DuloxetineRx

Trade Names: Cymbalta

Drug Class: Antidepressant, serotononin/norepinephrine reuptake inhibitor (SNRI)

Preparations: 20-, 30-, 60 mg capsules

Dose: Fibromyalgia and chronic musculoskeletal pain:  30 mg once daily for a week then increase to 60 mg once daily if tolerated. Doses of 120 mg/day in clinical trials did not offer additional benefit (but increased side effects).
Depression: Initially 40-60 mg daily either as a single dose or in divided doses; usual maintenance 60 mg daily

Indications: Fibromyalgia, chronic musculoskeletal pain, major depression, anxiety disorder, diabetic neuropathy

Mechanism of Action: Increases synaptic concentrations of serotonin and norepinephrine

Contraindications: Hypersensitivity. Avoid for at least 14 days after patient has received an MAOI. Avoid in patients with uncontrolled narrow-angle glaucoma.

Precautions: May increase suicidality, particularly in adolescents. Risk of serotonin syndrome. Seizures reported.
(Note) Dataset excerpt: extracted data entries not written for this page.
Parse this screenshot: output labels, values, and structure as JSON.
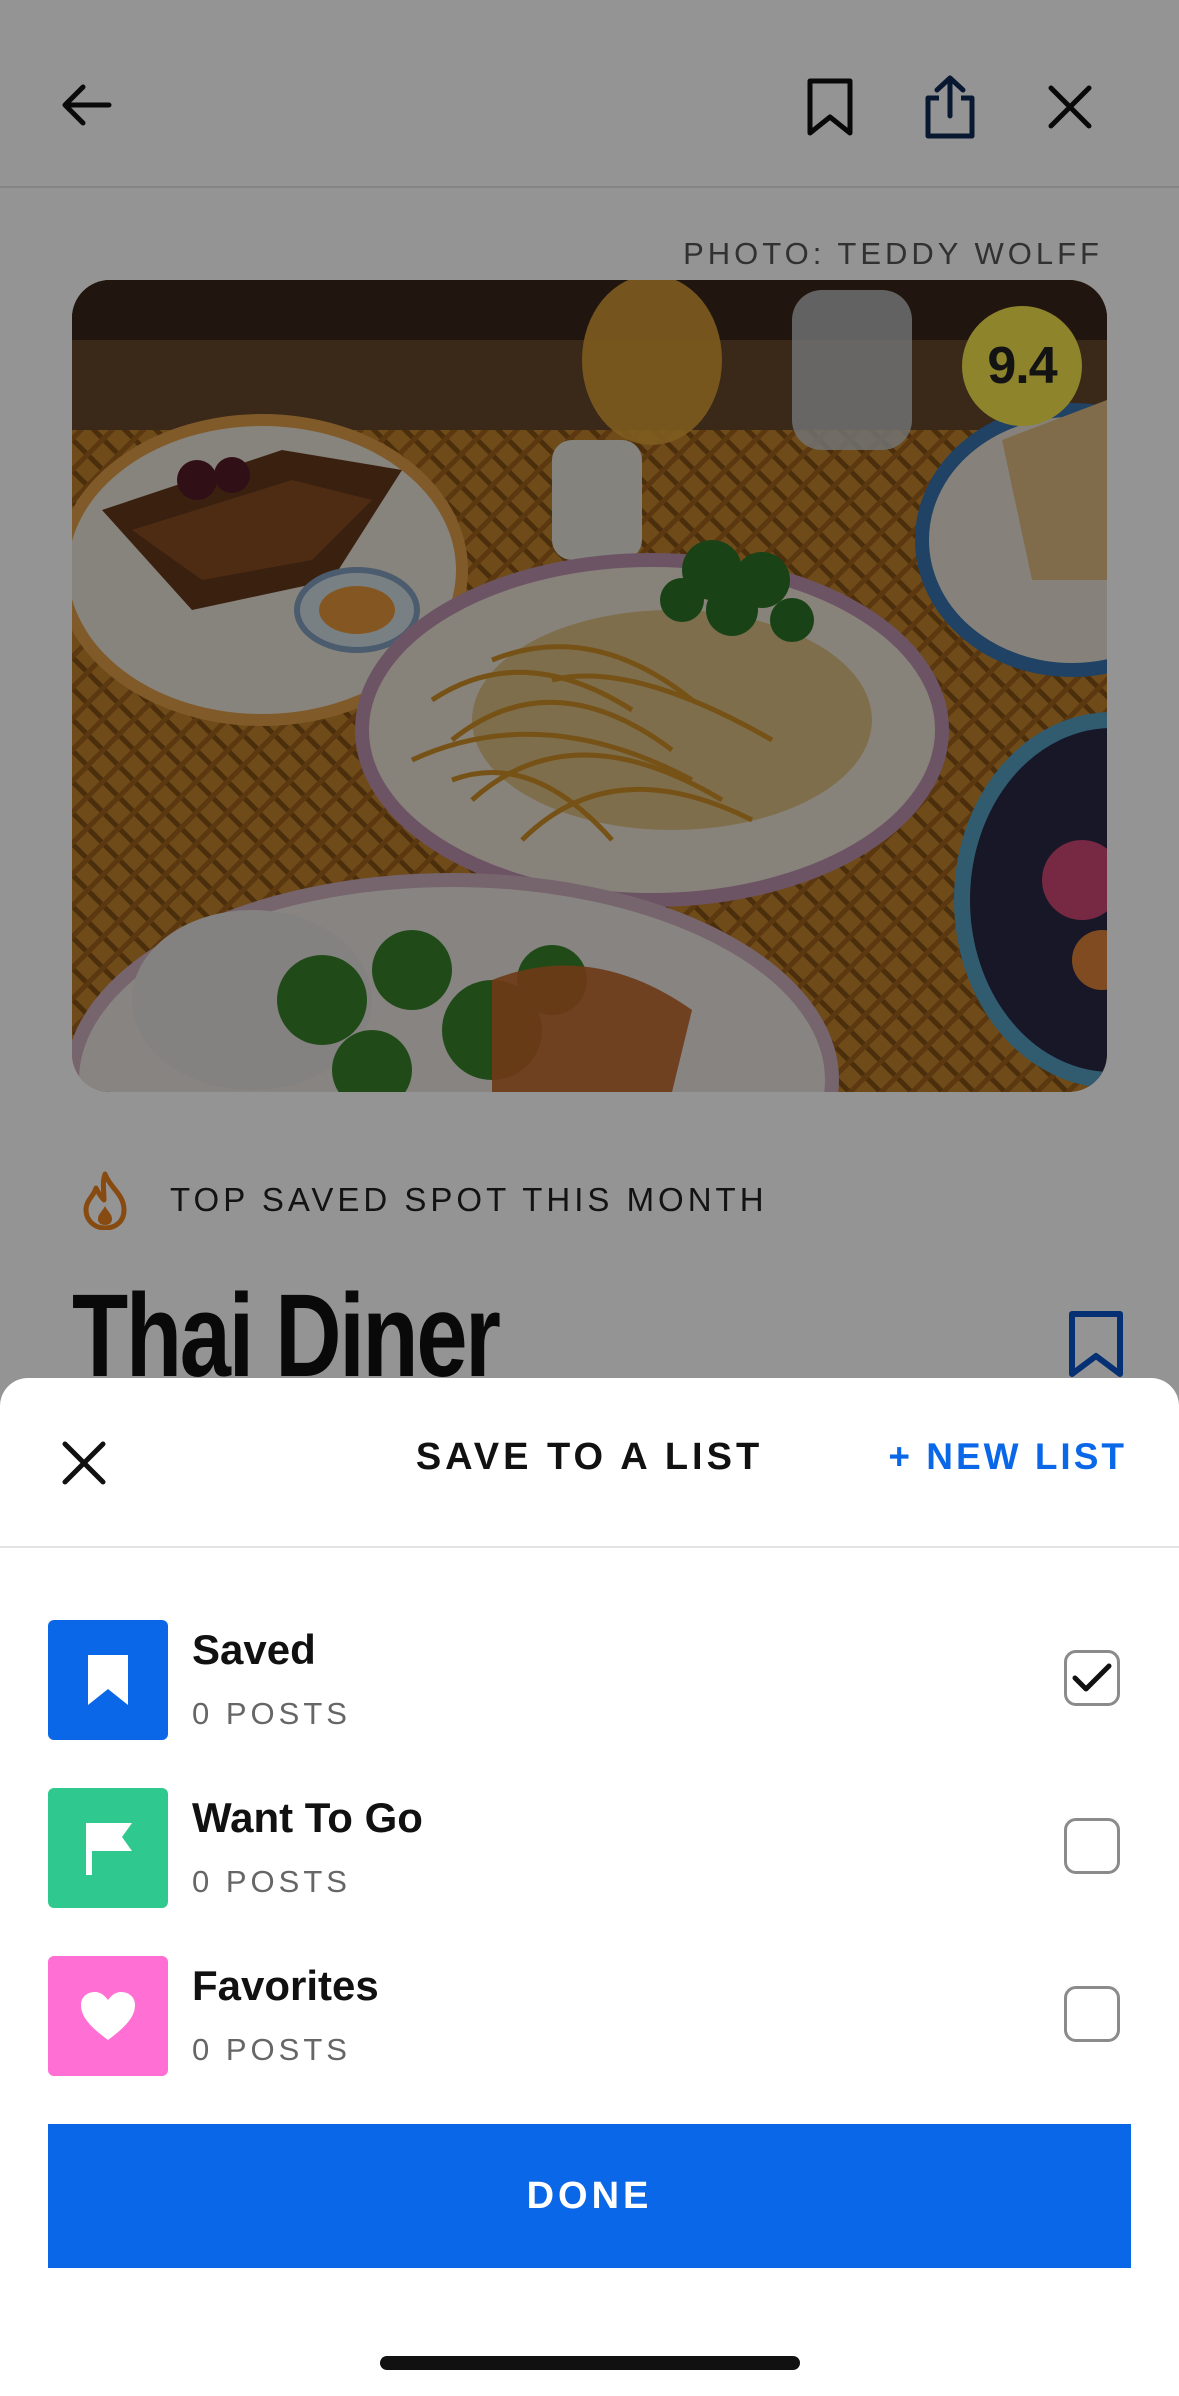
{
  "header": {
    "back_icon": "arrow-left-icon",
    "bookmark_icon": "bookmark-outline-icon",
    "share_icon": "share-icon",
    "close_icon": "close-icon"
  },
  "venue": {
    "photo_credit": "PHOTO: TEDDY WOLFF",
    "photo_desc": "food spread",
    "score": "9.4",
    "badge_label": "TOP SAVED SPOT THIS MONTH",
    "badge_icon": "flame-icon",
    "name": "Thai Diner"
  },
  "sheet": {
    "title": "SAVE TO A LIST",
    "new_list_label": "+ NEW LIST",
    "close_icon": "close-icon",
    "lists": [
      {
        "name": "Saved",
        "count": "0 POSTS",
        "icon": "bookmark-icon",
        "color": "#0a67e8",
        "checked": true
      },
      {
        "name": "Want To Go",
        "count": "0 POSTS",
        "icon": "flag-icon",
        "color": "#2fc98f",
        "checked": false
      },
      {
        "name": "Favorites",
        "count": "0 POSTS",
        "icon": "heart-icon",
        "color": "#ff6fd4",
        "checked": false
      }
    ],
    "done_label": "DONE"
  },
  "colors": {
    "accent": "#0a67e8",
    "score_badge": "#f3e34a"
  }
}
Avoid  with hepatic disease or severe renal impairment. Caution with  hypertension, seizures, gastroparesis.  If discontinuing, reduce dose gradually over weeks or months to prevent withdrawal symptoms. Can exacerbate prostatism. Discontinue if any signs suggestive of Stevens Johnson syndrome.

Pregnancy Risk: C

Adverse Effects
Common: Nausea, constipation, headache, fatigue, dry mouth, dizziness, palpitations, insomnia, difficulty with urination, dry mouth, weight loss
Less common: Hypertension, mild increase in LFTs, orthostatic hypotension, withdrawal syndrome with abrupt discontinuation (nausea, vomiting, diarrhea, anxiety, dizziness, sleep disturbances), erectile  dysfunction, worsen glucose control in diabetes
Rarely: Severe skin reactions, fractures, inappropriate ADH and  hyponatremia, increased bleeding, fulminant hepatitis, serotonin syndrome, mania

Drug Interactions
Alcohol: Increased risk of elevated LFTs
MAOIs and serotonergic drugs: Risk of serotonin syndrome with concomitant use with other serotonergic drugs including triptans, tricyclic antidepressants, fentanyl, lithium,tramadol, tryptophan, buspirone and St. John’s Wort, and with drugs that impair metabolism of serotonin such as MAOIs and linezolid and methylene blue.
Catecholamines: Increased risk of arrhythmia and hypertension
Clonidine: May attenuate antihypertensive effect
CYP1A2 inhibitors: Strong inhibitors (e.g., ciprofloxacin, fluvoxamine, enoxacin) increase duloxetine levels many fold and should be avoided.
CYP2D6 inhibitors: Strong inhibitors (e.g.,  bupropion, paroxetine, fluoxetine, quinidine)  increase duloxetine levels.
CYP2D6 substrates: Duloxetine inhibits CYP2D6 and can increase levels of CYP2D6 substrates (e.g., many antipsychotics and antidepressants, metoprolol, dextromethorphan and others).

Patient Instructions: Avoid alcohol use. Increased risk of suicide; contact physician for suicidal thoughts or change in behavior. Patients should be advised of the risk factors for serotonin syndrome and symptoms that may include mental changes (e.g., agitation, hallucinations, delirium), increased heart rate and labile blood pressure, dizziness, sweating, flushing, fever, tremor, rigidity, nausea, vomiting, diarrhea. Monitor blood pressure.  Slow taper for discontinuation to prevent withdrawal symptoms.

Comments: Modestly more effective than placebo in fibromyalgia clinical trials; withdrawal for adverse effects was more common with duloxetine than placebo in fibromyalgia  (19.6% vs. 11.8%) and OA (16.3% vs. 5.6%).

Clinical Pharmacology: Well absorbed, hepatic metabolism by CYP1A2 and CYP2D6, half-life 12 hours

Cost: $$$

BIBLIOGRAPHY

Lunn MP, Hughes RA, Wiffen PJ. Duloxetine for treating painful neuropathy, chronic pain or fibromyalgia. Cochrane Database Syst Rev 2014;1:CD007115. PMID: 24385423.

Arnold LM, Lu Y, Crofford LJ, et al. A double-blind, multicenter trial comparing duloxetine with placebo in the treatment of fibromyalgia patients with or without major depressive disorder. Arthritis Rheum. 2004;50:2974-84. PMID: 15457467.